Sizi bilmem ama felaket filmleri benim oldukça ilgimi
çekiyor. Keza hayatta kalma filmleri de öyle. Evde sıcak sıcak otururken,
oradaki zorlu koşulları, mücadeleyi falan izleyip, "orada atsa kendini denize kurtulurdu aslında..." gibi akıl vermek güzel tabii. Norveç
yapımı Bolgen de bir felaket filmi.
Film, her zaman için tsunami riski taşıyan bir kasabayı konu
alıyor. Eski bir uzman olan Kristian, dağın hareketlerinden kuşkulanarak,
sürekli farkındalık yaratmaya çalışıyor. Çünkü şayet korktuğu şey olursa, 85 metre
yükseklikteki bir tsunami kasabayı yutacak ve insanların o dalgadan kaçması
için sadece 10 dakikası olacak.
Efektlerle çok boğulmasa da (ki bence bu daha güzel bir şey)
filmde bazı sahneler görsel anlamda oldukça etkileyici. Hatta Norveç’in doğası
bile başlı başına filmi izleme sebebi. "Ailesini kurtarmaya çalışırken Superman'e bağlayan baba" gibi klişeleşmiş bir olgu içerse de; her dakikası dolu, çok abartıya kaçmayan,
gayet izlenebilir bir film olmuş.
Spoiler uyarısı: Alttaki paragrafı filmi izledikten sonra okusanız daha iyi.

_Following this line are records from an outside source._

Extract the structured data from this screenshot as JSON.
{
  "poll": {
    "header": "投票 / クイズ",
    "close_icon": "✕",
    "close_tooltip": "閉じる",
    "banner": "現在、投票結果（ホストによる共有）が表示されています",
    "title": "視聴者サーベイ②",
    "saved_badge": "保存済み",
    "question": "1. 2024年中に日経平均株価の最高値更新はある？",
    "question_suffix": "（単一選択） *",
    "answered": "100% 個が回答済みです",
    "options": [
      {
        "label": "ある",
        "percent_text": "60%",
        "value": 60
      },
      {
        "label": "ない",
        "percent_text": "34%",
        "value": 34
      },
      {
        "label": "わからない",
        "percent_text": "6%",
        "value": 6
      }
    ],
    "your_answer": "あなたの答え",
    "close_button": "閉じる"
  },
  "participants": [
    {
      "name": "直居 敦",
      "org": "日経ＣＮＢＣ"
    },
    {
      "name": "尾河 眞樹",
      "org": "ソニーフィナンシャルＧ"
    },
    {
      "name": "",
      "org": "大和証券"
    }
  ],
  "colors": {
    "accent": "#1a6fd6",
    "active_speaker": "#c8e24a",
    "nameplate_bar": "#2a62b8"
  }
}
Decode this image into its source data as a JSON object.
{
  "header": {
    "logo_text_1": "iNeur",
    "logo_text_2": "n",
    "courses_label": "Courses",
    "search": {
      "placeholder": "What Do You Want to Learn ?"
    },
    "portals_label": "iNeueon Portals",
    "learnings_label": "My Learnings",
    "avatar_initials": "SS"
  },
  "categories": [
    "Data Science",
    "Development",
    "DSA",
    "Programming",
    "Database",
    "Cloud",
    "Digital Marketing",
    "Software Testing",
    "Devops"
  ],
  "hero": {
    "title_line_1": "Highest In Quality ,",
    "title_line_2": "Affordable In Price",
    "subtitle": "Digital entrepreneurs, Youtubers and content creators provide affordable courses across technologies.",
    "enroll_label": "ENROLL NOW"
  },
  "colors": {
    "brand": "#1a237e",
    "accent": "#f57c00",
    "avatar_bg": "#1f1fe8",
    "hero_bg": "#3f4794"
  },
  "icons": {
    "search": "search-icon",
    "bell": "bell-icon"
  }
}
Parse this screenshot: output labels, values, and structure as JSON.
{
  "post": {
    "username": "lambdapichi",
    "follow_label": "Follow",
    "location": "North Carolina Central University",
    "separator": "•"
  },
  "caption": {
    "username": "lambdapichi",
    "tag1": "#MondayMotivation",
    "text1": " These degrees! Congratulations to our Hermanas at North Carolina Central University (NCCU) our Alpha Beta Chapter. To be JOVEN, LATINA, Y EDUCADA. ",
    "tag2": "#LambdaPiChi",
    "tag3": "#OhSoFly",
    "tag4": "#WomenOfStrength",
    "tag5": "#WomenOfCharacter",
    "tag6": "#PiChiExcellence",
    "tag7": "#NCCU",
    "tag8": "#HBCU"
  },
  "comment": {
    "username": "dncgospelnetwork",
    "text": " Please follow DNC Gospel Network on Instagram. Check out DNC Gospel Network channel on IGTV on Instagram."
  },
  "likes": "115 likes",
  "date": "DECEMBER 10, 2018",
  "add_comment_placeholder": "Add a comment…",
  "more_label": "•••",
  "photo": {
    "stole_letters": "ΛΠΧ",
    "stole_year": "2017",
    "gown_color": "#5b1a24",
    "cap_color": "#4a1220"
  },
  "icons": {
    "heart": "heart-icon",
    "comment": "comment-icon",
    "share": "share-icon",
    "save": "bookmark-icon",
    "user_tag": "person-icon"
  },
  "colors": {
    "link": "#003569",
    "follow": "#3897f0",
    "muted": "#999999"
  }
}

Filmde en çok dikkatimi çeken şey, kaçış anında arabaların
sol şeridi işgal etmemesi oldu. 10 dakika içinde kasaba yok olacak, abiler hala
trafik kuralları derdinde. Kornaya basıyorlar falan. “Felaket anında da olsa
trafik kurallarına uyun!” gibi bir kamu spotumuydu, yoksa hakikaten insanlar
orada böyle mi bilemedim. Burada olsa bırak sol şeridi, arabaların üstünden
üçüncü bir şerit açılır o hengamede.
Kahramanımız arabanın içindeyken, dalganın arabayı yuttuğu sahne baya iyiydi. Keza salla şehre geri dönüşü ve orada karşılaştığı
manzaralar falan, baya gerçekçiydi. İyi filmdi iyi. Ayrıca, finalde babasını kurtarmış gibi olsa da o çocuğa hala uyuz oluyorum.